This is a fundamental question in linear algebra about the properties of the rank of a non-square matrix.
Step 1: Understanding the Question:
We need to determine all possible integer values that the rank of a matrix with 4 rows and 3 columns can take.
Step 2: Key Formula or Approach:
The rank of a matrix is defined as the maximum number of linearly independent columns (or, equivalently, rows). A key property is that the rank of an \(m \times n\) matrix \(A\) is bounded by both \(m\) and \(n\).
\[ \text{rank}(A) \le \min(m, n) \]
Step 3: Detailed Explanation:
Identify m and n: For the given \(4 \times 3\) matrix, we have \(m=4\) rows and \(n=3\) columns.
Apply the rank inequality: The rank must be less than or equal to the minimum of the number of rows and columns.

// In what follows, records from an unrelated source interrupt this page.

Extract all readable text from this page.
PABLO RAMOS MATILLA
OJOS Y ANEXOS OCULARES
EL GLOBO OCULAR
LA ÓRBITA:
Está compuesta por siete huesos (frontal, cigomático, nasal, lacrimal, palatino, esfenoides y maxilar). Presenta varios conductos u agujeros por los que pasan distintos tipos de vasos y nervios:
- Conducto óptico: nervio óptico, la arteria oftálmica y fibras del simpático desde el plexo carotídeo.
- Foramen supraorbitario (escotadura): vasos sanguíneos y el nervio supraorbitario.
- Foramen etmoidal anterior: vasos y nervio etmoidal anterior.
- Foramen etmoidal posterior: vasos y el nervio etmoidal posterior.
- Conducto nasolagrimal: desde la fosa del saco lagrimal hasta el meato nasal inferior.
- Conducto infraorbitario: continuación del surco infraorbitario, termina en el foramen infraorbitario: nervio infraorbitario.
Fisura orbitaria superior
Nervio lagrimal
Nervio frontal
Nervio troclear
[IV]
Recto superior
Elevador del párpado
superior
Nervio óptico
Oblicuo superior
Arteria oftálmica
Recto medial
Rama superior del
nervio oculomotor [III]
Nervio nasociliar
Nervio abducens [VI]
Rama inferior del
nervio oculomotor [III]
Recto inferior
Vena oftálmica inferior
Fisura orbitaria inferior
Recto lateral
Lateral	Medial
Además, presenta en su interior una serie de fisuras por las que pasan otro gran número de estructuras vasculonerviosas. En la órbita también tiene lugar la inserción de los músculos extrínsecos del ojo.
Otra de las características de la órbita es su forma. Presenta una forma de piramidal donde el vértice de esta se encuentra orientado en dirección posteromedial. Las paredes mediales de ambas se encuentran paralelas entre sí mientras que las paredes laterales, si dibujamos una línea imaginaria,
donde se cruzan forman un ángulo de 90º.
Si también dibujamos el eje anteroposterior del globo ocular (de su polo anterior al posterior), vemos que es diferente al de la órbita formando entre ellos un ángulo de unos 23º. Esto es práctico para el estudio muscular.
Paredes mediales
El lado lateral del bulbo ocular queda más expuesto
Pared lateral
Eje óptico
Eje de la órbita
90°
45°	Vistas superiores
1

\[ \text{rank}(A) \le \min(4, 3) = 3 \]
This means the rank cannot be 4.
Consider the minimum rank: The smallest possible rank for any matrix is 0. This occurs if and only if the matrix is the zero matrix (all entries are zero).
Combine the bounds: The rank must be an integer that is greater than or equal to 0 and less than or equal to 3.
Thus, the possible values for the rank are 0, 1, 2, and 3. Each of these values is achievable with an appropriately constructed \(4 \times 3\) matrix.
Step 4: Final Answer:
The possible values for the rank are 0, 1, 2, 3.